Il me fallut plonger dans ma mémoire, dans ma mémoire proche, pour me remémorer
son visage.
Oui !
Elle avait participé à notre conférence matinale et son intervention avait été
remarquée, par sa justesse, par son à-propos étonnant.
-Votre remarque a fait mouche ce matin !
J’avais franchi la dizaine de mètres qui me séparait d’elle.
Elle me regarda, l’air étonné, presque contrarié.
Je compris rapidement que ce n’était pas mon intrusion qui la dérangeait, mais
le message qu’elle venait de recevoir.
-Abruti ! Marmonna-t-elle entre ses dents avant de
fermer sa messagerie.
Son regard changea, elle me sourit :
-Merci ! Me dit-elle.
Je m’assis à ses côtés, par évidence sans lui demander la
moindre permission.
Elle est belle !
Je la regarde parler, sans rien dire, acceptant ses mots avec une volonté
d’insouciance, ne m’attachant pas à ses propos, mais uniquement à sa personne.

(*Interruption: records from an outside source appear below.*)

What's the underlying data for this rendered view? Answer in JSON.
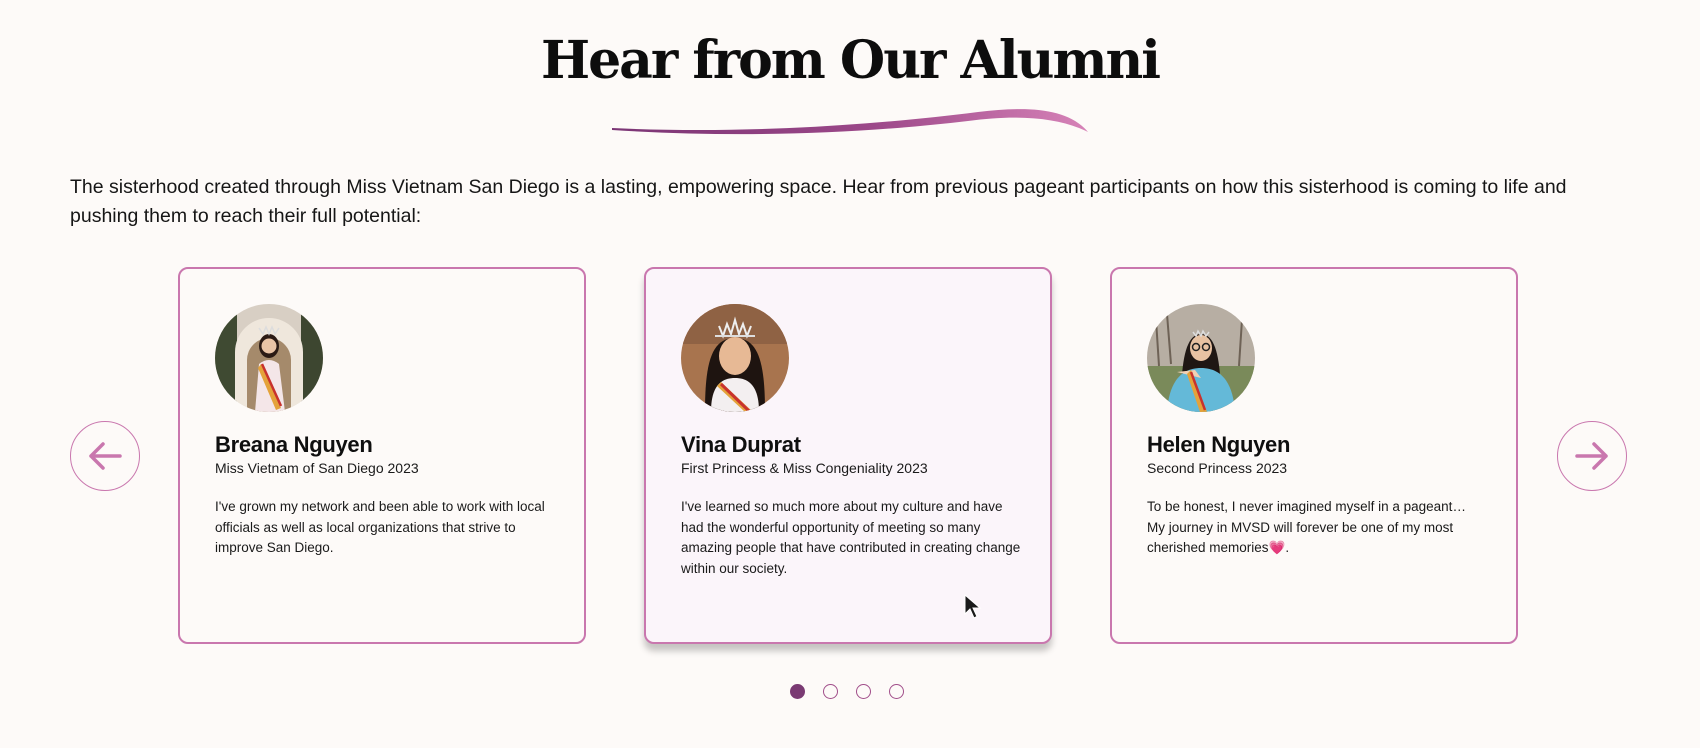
{
  "section": {
    "title": "Hear from Our Alumni",
    "intro": "The sisterhood created through Miss Vietnam San Diego is a lasting, empowering space. Hear from previous pageant participants on how this sisterhood is coming to life and pushing them to reach their full potential:"
  },
  "testimonials": [
    {
      "name": "Breana Nguyen",
      "role": "Miss Vietnam of San Diego 2023",
      "quote": "I've grown my network and been able to work with local officials as well as local organizations that strive to improve San Diego."
    },
    {
      "name": "Vina Duprat",
      "role": "First Princess & Miss Congeniality 2023",
      "quote": "I've learned so much more about my culture and have had the wonderful opportunity of meeting so many amazing people that have contributed in creating change within our society."
    },
    {
      "name": "Helen Nguyen",
      "role": "Second Princess 2023",
      "quote": "To be honest, I never imagined myself in a pageant… My journey in MVSD will forever be one of my most cherished memories💗."
    }
  ],
  "carousel": {
    "prev_icon": "arrow-left-icon",
    "next_icon": "arrow-right-icon",
    "pages": 4,
    "active_page": 1,
    "active_card": 2
  },
  "colors": {
    "accent": "#c977ae",
    "accent_dark": "#7a3a73",
    "background": "#fdfaf8",
    "active_card_bg": "#fbf5fa"
  }
}
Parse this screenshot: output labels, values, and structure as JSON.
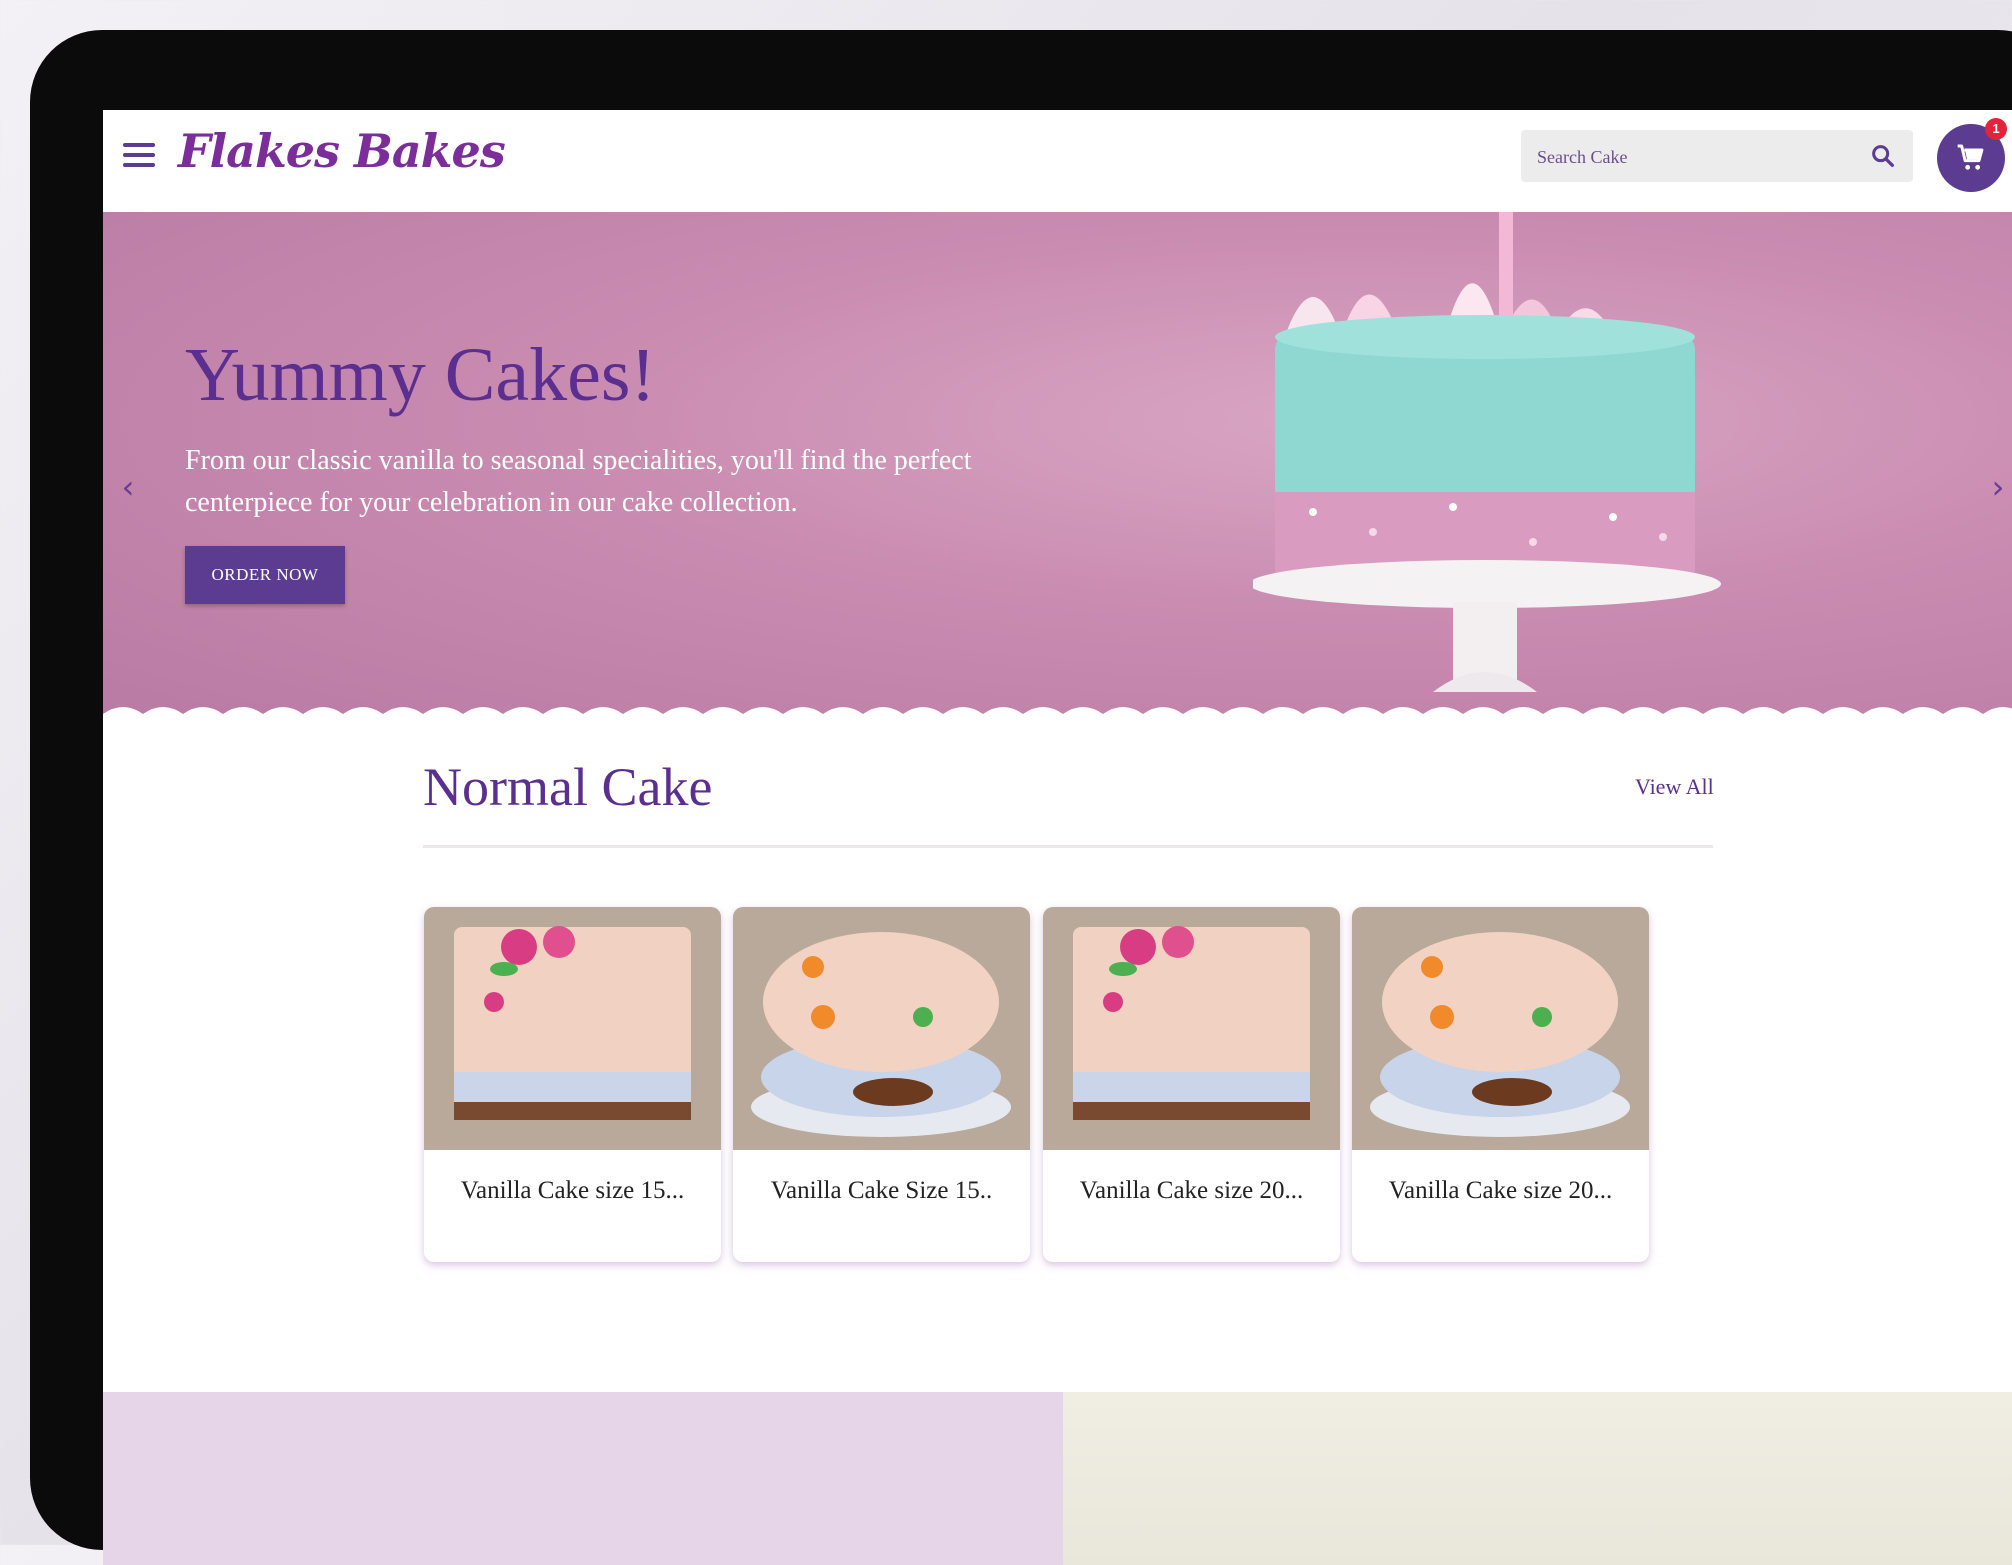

A ses lèvres pulpeuses, colorées d’un liseré rosé, à ses dents d’une blancheur
immaculée, à ses yeux, perles de douceur à la profondeur bleutée d’un océan
d’écume. Ses pommettes saillantes, son menton parfaitement aligné.
-N’est-ce pas ?
Sa question me sortit de ma rêverie admirative.
-Oui, bien entendu, vous avez tout à fait raison…
Elle me regarda, pencha légèrement la tête sur sa gauche.
-Pour qu’elle compagnie travaillez-vous ?
Alors je me mis à parler, parler de mon travail, puis de ma
famille, de ma région, du toutes ces choses importantes qui remplissent ma vie.
Cette fois-ci, c’est elle qui m’écouta, sans rien dire, me dévisageant
peut-être.
Elle semblait vouloir comprendre qui j’étais, non pas par mes propos, mais par
ma posture, mes expressions, la façon dont je m’exprimai.
-Et vous madame !
J’avais arrêté ma
litanie pour lui poser cette question :
-Parlez-moi de vous.
C’est bizarre, elle ne réagit pas à ce mot
« madame ». Son nom, son prénom semblaient ne pas avoir la moindre
importance. Et j’avais cette même envie, une certaine volonté de vouloir garder
nos identités secrètes, anonymes.
Elle était mariée également, sans enfant, malheureuse dans
son couple qui partait à la dérive.
Et la soirée continua ainsi, opposant nos vies, parfois
semblables, parfois différentes.
-Je vous laisse !
Me dit-elle soudainement en se levant. J’ai une rude journée demain, il
faut que je dorme !
-A bientôt peut-être !
Je la suivis des yeux, admirant sa démarche, désirant ses
formes. Elle disparut dans l’ascenseur, avec un dernier regard qu’elle pointa
dans ma direction.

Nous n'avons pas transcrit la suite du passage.